Traceback (most recent call last):
  File "main.py", line 45, in <module>
    main()
  File "main.py", line 29, in main
    dict_DB = prepare_visualization(cfg, dict_DB)
  File "/media/zdw/disc/whu_selfdriving/drivable_area/eigen/Eigenlanes-main/Modeling/culane/code/libs/prepare.py", line 53, in prepare_visualization
    dict_DB['visualize'] = Visualize_cv(cfg=cfg)
  File "/media/zdw/disc/whu_selfdriving/drivable_area/eigen/Eigenlanes-main/Modeling/culane/code/visualizes/visualize.py", line 25, in __init__
    self.candidates = load_pickle(self.cfg.dir['pre3'] + 'lane_candidates_' + str(self.cfg.n_clusters))
  File "/media/zdw/disc/whu_selfdriving/drivable_area/eigen/Eigenlanes-main/Modeling/culane/code/libs/utils.py", line 77, in load_pickle
    data = pickle.load(f)
  File "/home/zdw/anaconda3/envs/eigen/lib/python3.7/site-packages/torch/storage.py", line 181, in _load_from_bytes
    return torch.load(io.BytesIO(b))
  File "/home/zdw/anaconda3/envs/eigen/lib/python3.7/site-packages/torch/serialization.py", line 713, in load
    return _legacy_load(opened_file, map_location, pickle_module, **pickle_load_args)
  File "/home/zdw/anaconda3/envs/eigen/lib/python3.7/site-packages/torch/serialization.py", line 930, in _legacy_load
    result = unpickler.load()
  File "/home/zdw/anaconda3/envs/eigen/lib/python3.7/site-packages/torch/serialization.py", line 876, in persistent_load
    wrap_storage=restore_location(obj, location),
  File "/home/zdw/anaconda3/envs/eigen/lib/python3.7/site-packages/torch/serialization.py", line 176, in default_restore_location
    result = fn(storage, location)
  File "/home/zdw/anaconda3/envs/eigen/lib/python3.7/site-packages/torch/serialization.py", line 152, in _cuda_deserialize
    device = validate_cuda_device(location)
  File "/home/zdw/anaconda3/envs/eigen/lib/python3.7/site-packages/torch/serialization.py", line 136, in validate_cuda_device
    raise RuntimeError('Attempting to deserialize object on a CUDA '
RuntimeError: Attempting to deserialize object on a CUDA device but torch.cuda.is_available() is False.

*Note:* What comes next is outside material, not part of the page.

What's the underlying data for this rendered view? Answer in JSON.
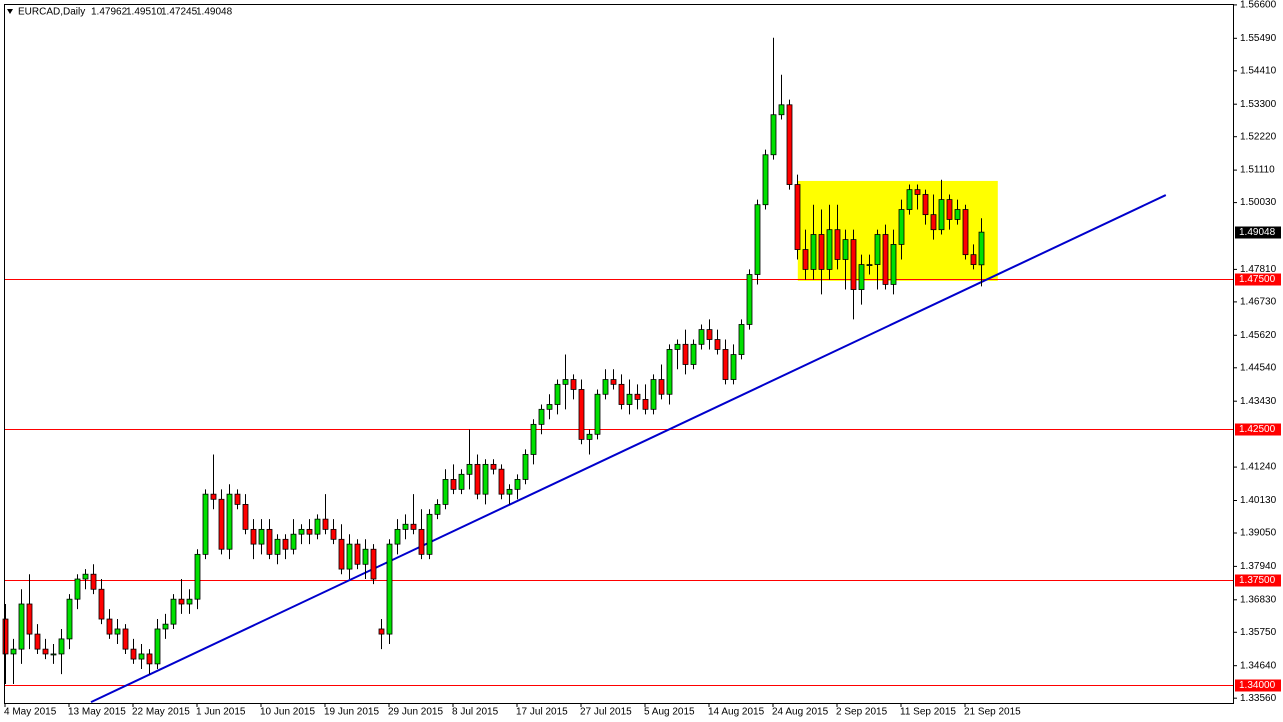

If you are running on a CPU-only machine, please use torch.load with map_location=torch.device('cpu') to map your storages to the CPU.

It shows that torch.cuda.is_available() is False, but when i run this line in terminal, it outputs True:

Python 3.7.13 (default, Mar 29 2022, 02:18:16) 
[GCC 7.5.0] :: Anaconda, Inc. on linux
Type "help", "copyright", "credits" or "license" for more information.
>>> import torch
>>> torch.cuda.is_available()
True

Could you help me with this? Thanks very much.

zdddw commented 2 years ago

Well I found out what's going on. If you have only one gpu, just set self.gpu_id = "0" in config.py file, line 30. I ran the test on my own computer which has only 1 gpu, in the original code the self.gpu_id is 2.